In a medium size sauce pot, add the water, butter and salt and place over medium heat. Stir occasionally until the butter has melted. Remove from the heat and add the flour. Using a wooden spoon, quickly mix until well incorporated.
Place the mixture back over medium heat and cook, stirring vigorously until the mixture begins to pull away from the sides of the pan and form a ball, about 2-3 minutes. Continue to cook, stirring, until the dough dries out somewhat and no longer looks as pale and sticky (instead looking more shiny), about 2-3 more minutes.

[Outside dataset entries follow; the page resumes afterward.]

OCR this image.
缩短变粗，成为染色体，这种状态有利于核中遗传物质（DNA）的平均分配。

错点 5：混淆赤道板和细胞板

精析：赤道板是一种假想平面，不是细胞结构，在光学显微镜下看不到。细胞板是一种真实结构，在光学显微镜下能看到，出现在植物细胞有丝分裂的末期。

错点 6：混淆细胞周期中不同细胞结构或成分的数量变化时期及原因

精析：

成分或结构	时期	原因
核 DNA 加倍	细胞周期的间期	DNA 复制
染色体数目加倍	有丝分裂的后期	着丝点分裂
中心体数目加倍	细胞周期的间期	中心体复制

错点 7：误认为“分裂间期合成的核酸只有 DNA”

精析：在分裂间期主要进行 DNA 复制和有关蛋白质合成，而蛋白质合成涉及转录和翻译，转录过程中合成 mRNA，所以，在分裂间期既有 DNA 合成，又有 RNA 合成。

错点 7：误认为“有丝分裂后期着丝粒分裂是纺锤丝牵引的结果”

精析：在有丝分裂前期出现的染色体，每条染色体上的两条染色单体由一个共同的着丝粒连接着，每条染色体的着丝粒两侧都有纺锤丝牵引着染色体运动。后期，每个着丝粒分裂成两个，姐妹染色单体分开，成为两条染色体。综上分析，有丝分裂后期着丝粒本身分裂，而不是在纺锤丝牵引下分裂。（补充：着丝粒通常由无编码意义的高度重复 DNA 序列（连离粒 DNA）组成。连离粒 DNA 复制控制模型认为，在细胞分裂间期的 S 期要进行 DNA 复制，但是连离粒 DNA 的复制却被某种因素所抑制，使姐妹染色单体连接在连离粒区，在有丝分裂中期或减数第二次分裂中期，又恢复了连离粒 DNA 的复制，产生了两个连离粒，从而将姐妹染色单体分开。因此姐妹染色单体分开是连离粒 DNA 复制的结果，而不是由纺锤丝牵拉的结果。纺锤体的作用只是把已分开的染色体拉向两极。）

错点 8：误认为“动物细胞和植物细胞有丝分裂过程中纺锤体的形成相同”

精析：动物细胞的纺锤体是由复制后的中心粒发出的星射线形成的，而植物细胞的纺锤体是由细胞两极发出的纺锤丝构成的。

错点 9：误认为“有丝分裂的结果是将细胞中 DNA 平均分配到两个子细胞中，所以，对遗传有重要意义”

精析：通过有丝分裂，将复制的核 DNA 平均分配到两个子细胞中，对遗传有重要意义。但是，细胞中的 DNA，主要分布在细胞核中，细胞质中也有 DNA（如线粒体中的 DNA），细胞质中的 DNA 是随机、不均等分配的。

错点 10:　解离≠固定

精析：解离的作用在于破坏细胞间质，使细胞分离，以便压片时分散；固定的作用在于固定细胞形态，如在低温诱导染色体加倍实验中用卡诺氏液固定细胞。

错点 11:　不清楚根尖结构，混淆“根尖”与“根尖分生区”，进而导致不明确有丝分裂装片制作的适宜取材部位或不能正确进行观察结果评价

Note, you should also begin to see a slight film on the bottom and sides of the pan, this is an indication that the dough is cooked. Remove the pan from the heat and cool slightly.
Once the dough has cooled for a few minutes, add the eggs, one at a time and mixing thoroughly in between. Mix in the Gruyère.
Place the dough in a pastry bag fitted with a 1/2″ pastry tip. If you do not have a pastry bag, I suggested using a large ziplock bag instead, just cut one of the corners and insert the pastry tip.
Pipe 1-inch rounds about 2-inches apart onto the prepared baking sheets.
Using a pastry brush, lightly brush the gougéres with the egg wash. Sprinkle generously with poppy seeds.
Bake the gougéres until puffed and golden, about 20-22 minutes. You will know the gougéres are done when you tap them and they have a slightly hollow sound.
Serve warm. Note, for dinner parties you can also make the dough a few hours prior to baking off, if prefered. You can also bake the gougéres and reheat them right before serving if needed.